6. Lack of chemo near salvage (2nd) surgeries/treatments. We got the chemo gap down to less than a day before, and 1 day after.
…....Usually 3-6 wks of chemo are lost, both before and after. Partly due to metronomc immunochemo vs regular chemo, partly lack of (super)nutrition.

We've seen a lot of technical progress over the last 10 years at Colon Club, largely treatments like advanced surgeries, Avastin, Erbitux, engineered T-cells and PD1 inhibitors for seriously advanced cancer.

However recurrence prevention for earlier stages with low residual disease like stage 2, 3 and even resected 4a's with CA199/KRAS/BRAF mutant cells is surprisingly moribund.
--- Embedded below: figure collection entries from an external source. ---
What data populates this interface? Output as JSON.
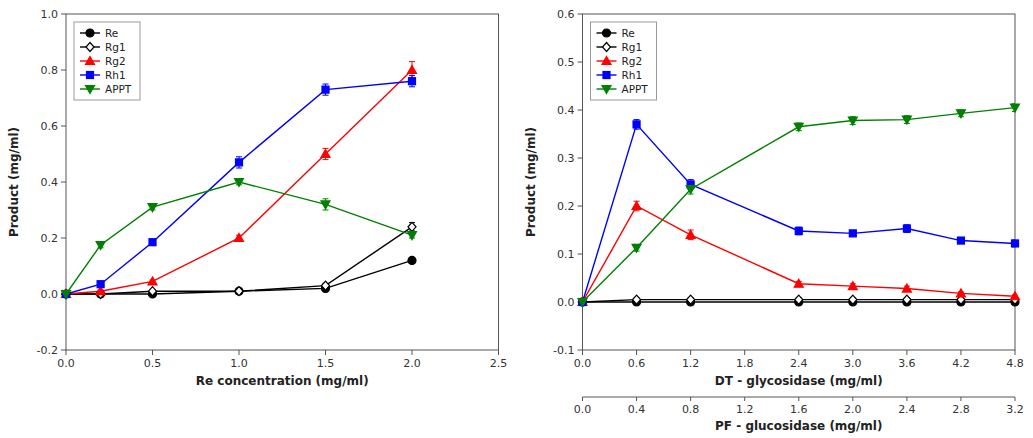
{
  "chart_data": [
    {
      "type": "line",
      "xlabel": "Re concentration (mg/ml)",
      "ylabel": "Product (mg/ml)",
      "xlim": [
        0,
        2.5
      ],
      "ylim": [
        -0.2,
        1.0
      ],
      "xticks": [
        {
          "value": 0.0,
          "label": "0.0"
        },
        0.5,
        {
          "value": 1.0,
          "label": "1.0"
        },
        1.5,
        {
          "value": 2.0,
          "label": "2.0"
        },
        2.5
      ],
      "yticks": [
        -0.2,
        {
          "value": 0.0,
          "label": "0.0"
        },
        0.2,
        0.4,
        0.6,
        0.8,
        {
          "value": 1.0,
          "label": "1.0"
        }
      ],
      "grid": false,
      "legend": "upper left",
      "series": [
        {
          "name": "Re",
          "color": "black",
          "marker": "circle",
          "x": [
            0.0,
            0.2,
            0.5,
            1.0,
            1.5,
            2.0
          ],
          "values": [
            0.0,
            0.0,
            0.0,
            0.01,
            0.02,
            0.12
          ],
          "errors": [
            0.0,
            0.005,
            0.005,
            0.005,
            0.005,
            0.01
          ]
        },
        {
          "name": "Rg1",
          "color": "black",
          "marker": "diamond-open",
          "x": [
            0.0,
            0.2,
            0.5,
            1.0,
            1.5,
            2.0
          ],
          "values": [
            0.0,
            0.0,
            0.01,
            0.01,
            0.03,
            0.24
          ],
          "errors": [
            0.0,
            0.005,
            0.005,
            0.005,
            0.008,
            0.015
          ]
        },
        {
          "name": "Rg2",
          "color": "red",
          "marker": "triangle-up",
          "x": [
            0.0,
            0.2,
            0.5,
            1.0,
            1.5,
            2.0
          ],
          "values": [
            0.0,
            0.01,
            0.045,
            0.2,
            0.5,
            0.8
          ],
          "errors": [
            0.0,
            0.005,
            0.005,
            0.01,
            0.02,
            0.03
          ]
        },
        {
          "name": "Rh1",
          "color": "blue",
          "marker": "square",
          "x": [
            0.0,
            0.2,
            0.5,
            1.0,
            1.5,
            2.0
          ],
          "values": [
            0.0,
            0.035,
            0.185,
            0.47,
            0.73,
            0.76
          ],
          "errors": [
            0.0,
            0.005,
            0.01,
            0.02,
            0.02,
            0.02
          ]
        },
        {
          "name": "APPT",
          "color": "green",
          "marker": "triangle-down",
          "x": [
            0.0,
            0.2,
            0.5,
            1.0,
            1.5,
            2.0
          ],
          "values": [
            0.0,
            0.175,
            0.31,
            0.4,
            0.32,
            0.21
          ],
          "errors": [
            0.0,
            0.01,
            0.01,
            0.01,
            0.02,
            0.01
          ]
        }
      ]
    },
    {
      "type": "line",
      "xlabel": "DT - glycosidase (mg/ml)",
      "x2label": "PF - glucosidase (mg/ml)",
      "ylabel": "Product (mg/ml)",
      "xlim": [
        0.0,
        4.8
      ],
      "x2lim": [
        0.0,
        3.2
      ],
      "ylim": [
        -0.1,
        0.6
      ],
      "xticks": [
        {
          "value": 0.0,
          "label": "0.0"
        },
        0.6,
        1.2,
        1.8,
        2.4,
        {
          "value": 3.0,
          "label": "3.0"
        },
        3.6,
        4.2,
        4.8
      ],
      "x2ticks": [
        {
          "value": 0.0,
          "label": "0.0"
        },
        0.4,
        0.8,
        1.2,
        1.6,
        {
          "value": 2.0,
          "label": "2.0"
        },
        2.4,
        2.8,
        3.2
      ],
      "yticks": [
        -0.1,
        {
          "value": 0.0,
          "label": "0.0"
        },
        0.1,
        0.2,
        0.3,
        0.4,
        0.5,
        0.6
      ],
      "grid": false,
      "legend": "upper left",
      "series": [
        {
          "name": "Re",
          "color": "black",
          "marker": "circle",
          "x": [
            0.0,
            0.6,
            1.2,
            2.4,
            3.0,
            3.6,
            4.2,
            4.8
          ],
          "values": [
            0.0,
            0.0,
            0.0,
            0.0,
            0.0,
            0.0,
            0.0,
            0.0
          ],
          "errors": [
            0.0,
            0.003,
            0.003,
            0.003,
            0.003,
            0.003,
            0.003,
            0.003
          ]
        },
        {
          "name": "Rg1",
          "color": "black",
          "marker": "diamond-open",
          "x": [
            0.0,
            0.6,
            1.2,
            2.4,
            3.0,
            3.6,
            4.2,
            4.8
          ],
          "values": [
            0.0,
            0.005,
            0.005,
            0.005,
            0.005,
            0.005,
            0.005,
            0.005
          ],
          "errors": [
            0.0,
            0.003,
            0.003,
            0.003,
            0.003,
            0.003,
            0.003,
            0.003
          ]
        },
        {
          "name": "Rg2",
          "color": "red",
          "marker": "triangle-up",
          "x": [
            0.0,
            0.6,
            1.2,
            2.4,
            3.0,
            3.6,
            4.2,
            4.8
          ],
          "values": [
            0.0,
            0.2,
            0.14,
            0.038,
            0.033,
            0.028,
            0.018,
            0.012
          ],
          "errors": [
            0.0,
            0.01,
            0.01,
            0.005,
            0.005,
            0.005,
            0.003,
            0.003
          ]
        },
        {
          "name": "Rh1",
          "color": "blue",
          "marker": "square",
          "x": [
            0.0,
            0.6,
            1.2,
            2.4,
            3.0,
            3.6,
            4.2,
            4.8
          ],
          "values": [
            0.0,
            0.37,
            0.245,
            0.148,
            0.143,
            0.153,
            0.128,
            0.122
          ],
          "errors": [
            0.0,
            0.01,
            0.01,
            0.008,
            0.005,
            0.008,
            0.005,
            0.007
          ]
        },
        {
          "name": "APPT",
          "color": "green",
          "marker": "triangle-down",
          "x": [
            0.0,
            0.6,
            1.2,
            2.4,
            3.0,
            3.6,
            4.2,
            4.8
          ],
          "values": [
            0.0,
            0.113,
            0.235,
            0.365,
            0.378,
            0.38,
            0.393,
            0.405
          ],
          "errors": [
            0.0,
            0.007,
            0.01,
            0.008,
            0.008,
            0.008,
            0.007,
            0.008
          ]
        }
      ]
    }
  ]
}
It reflects a huge failure to systematically apply and update easy-to-use technical answers on a large group of patients most likely to recur. This group probably represents about 2/3 to 3/4ths of stage 3 and 4a colon cancer patients. Early PD1 solo treatments are probably complementary population wise for MSI-H, largely outside the usual MSS population.

Life Extension(for Quest), Labcorp have national call in lines for lab tests. My wife uses a large local lab for blood draws at home.